D’altronde non si può entrare nelle corsie, intralciando il lavoro dei medici. Peggio sarebbe sostituirsi ai medici, agli infermieri, ai farmacisti, dando consigli presi da internet e mettendo a rischio la salute dei malati: è noto a tutti quanti truffatori affollano questo settore. Non si può nemmeno andare a visitare i malati nelle abitazioni private che, oggi, sono aperte malvolentieri persino ai parenti.
Allora cosa fare? Una responsabilità grande, che incombe su tutti, è quella di prevenire gli incidenti e le malattie: rispettare le regole della strada sia se si usano i mezzi (auto, moto, biciclette, monopattini…) sia se si va a piedi; rifiuto netto di alcool, droghe, fumo; evitare l’uso compulsivo di computer e cellulare; non cedere al contagio di stordirsi in discoteca; eludere le risse e le bravate di gruppo contro i più deboli; rifiutare qualsiasi forma di bullismo…; sono tutte opere di carità.

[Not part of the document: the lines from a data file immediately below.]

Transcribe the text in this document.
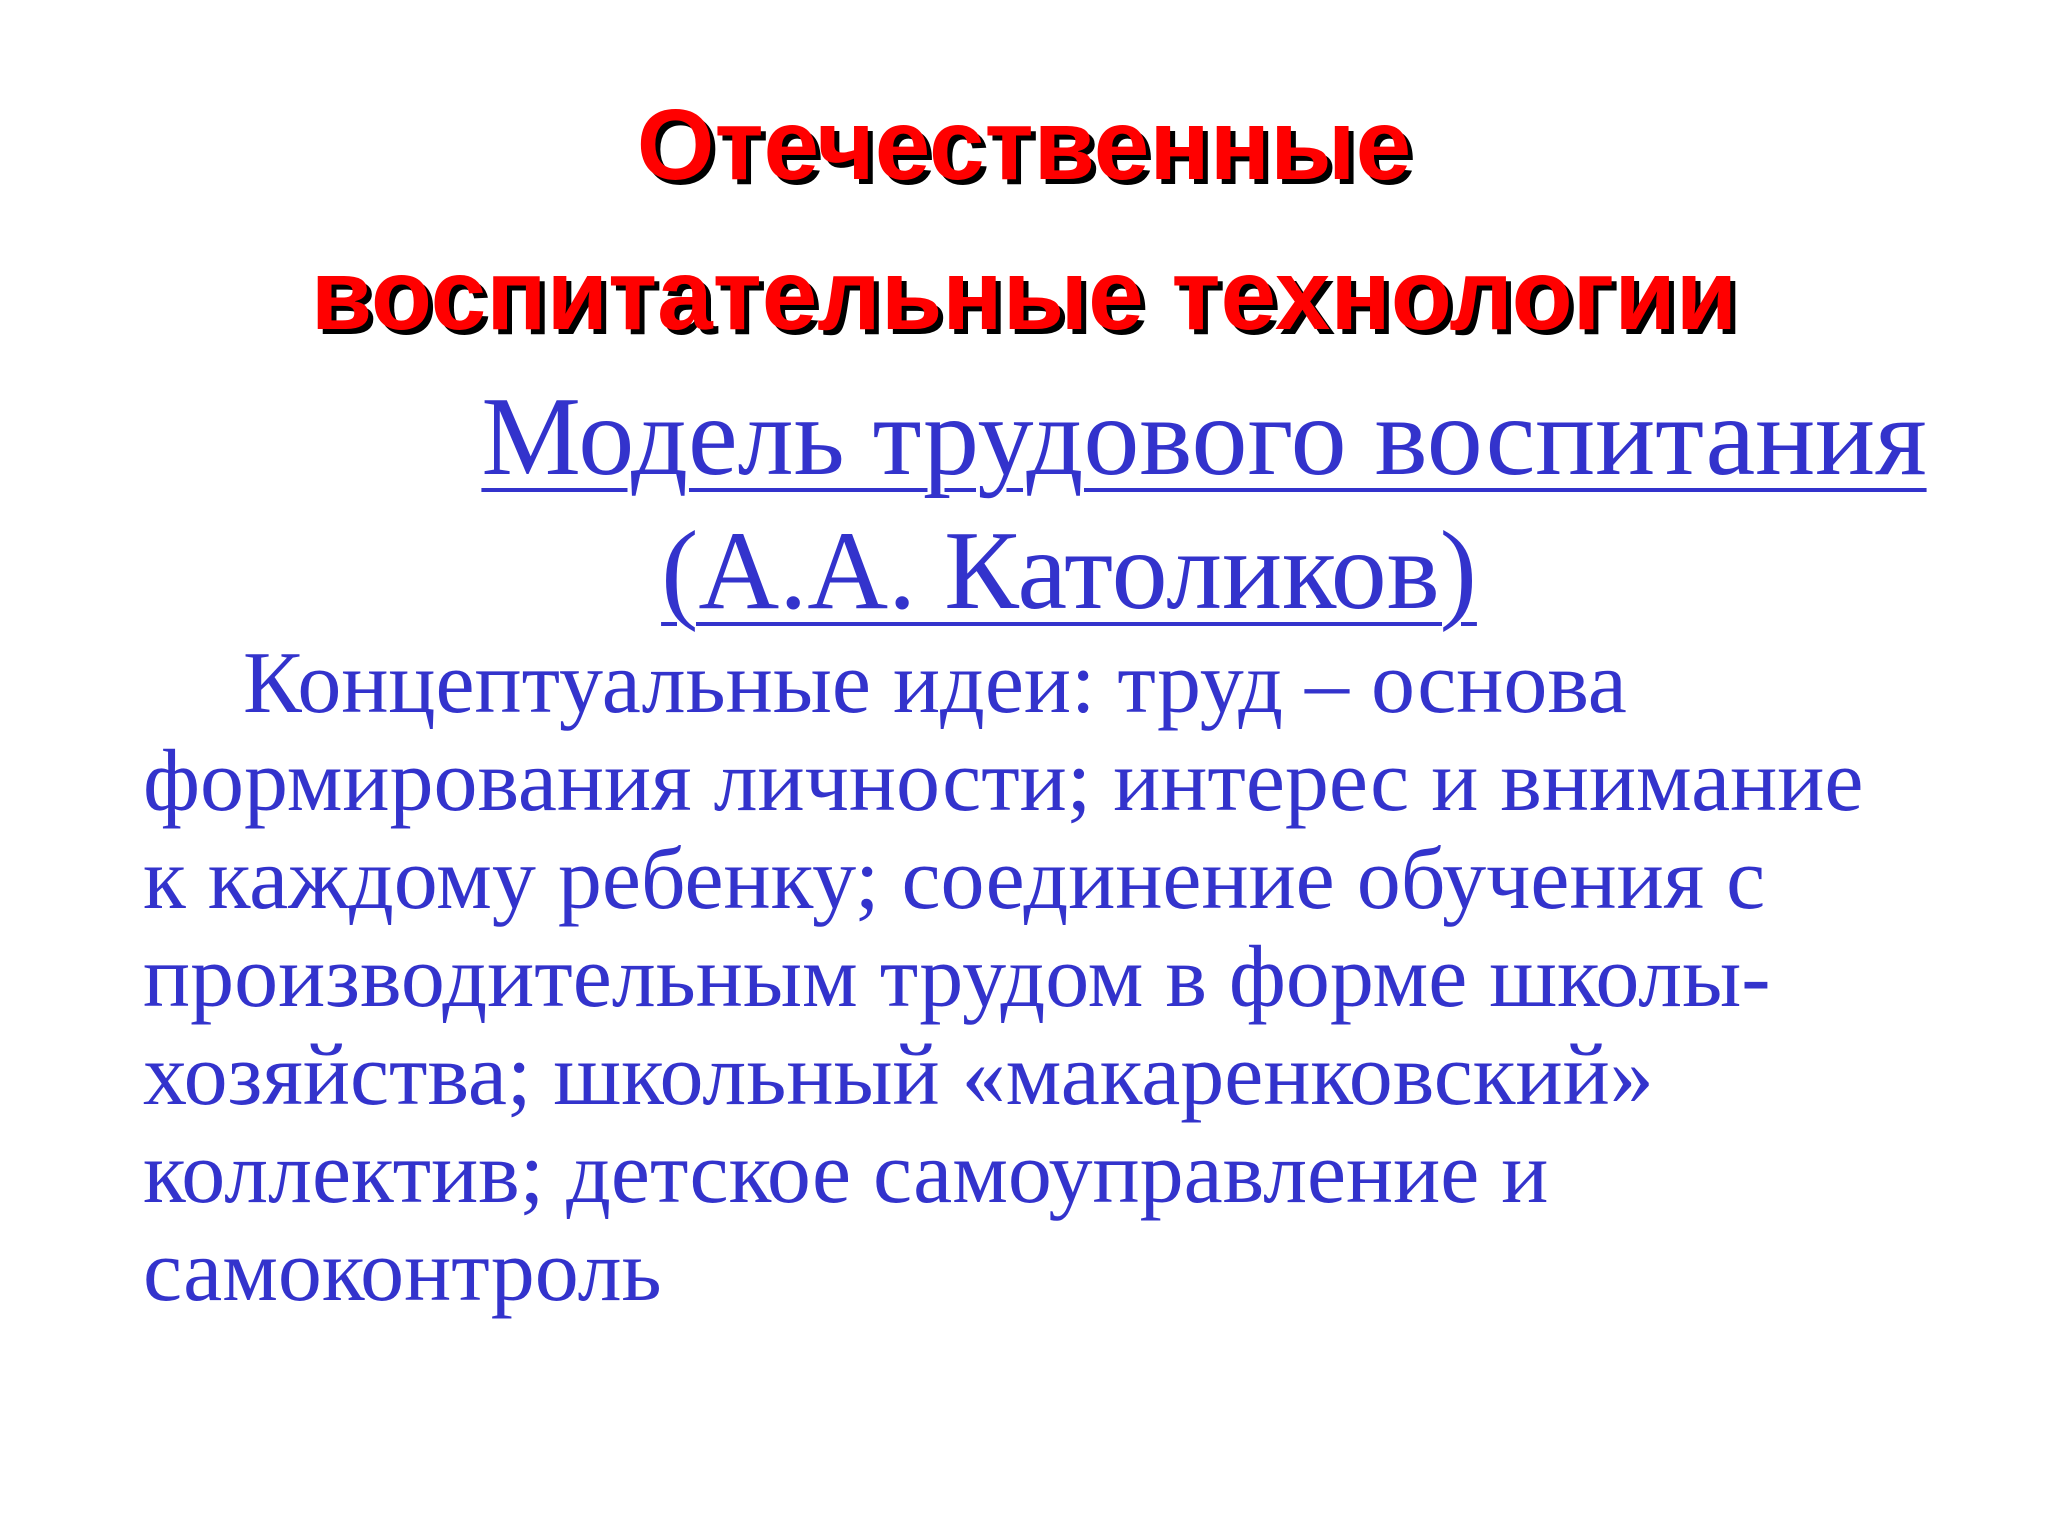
Отечественные
воспитательные технологии
Модель трудового воспитания
(А.А. Католиков)

Концептуальные идеи: труд – основа
формирования личности; интерес и внимание
к каждому ребенку; соединение обучения с
производительным трудом в форме школы-
хозяйства; школьный «макаренковский»
коллектив; детское самоуправление и
самоконтроль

Vasto è anche il campo di intervento caritatevole per le malattie «spirituali e psicologiche», che nascono da disistima di sé, dalla non accettazione del proprio corpo; dalla sottomissione ai modelli di bellezza e di forza, propagandati come vincenti. Per queste malattie dello spirito, l’amicizia, l’attenzione, la vicinanza, la pazienza sono più importanti delle pasticche e tutti possono praticarle in maniera amichevole senza titoli e certificati.

Punteggiare il pellegrinaggio verso la Porta santa con queste opere è quanto di meglio ci sia per coltivare e donare «la speranza che non delude».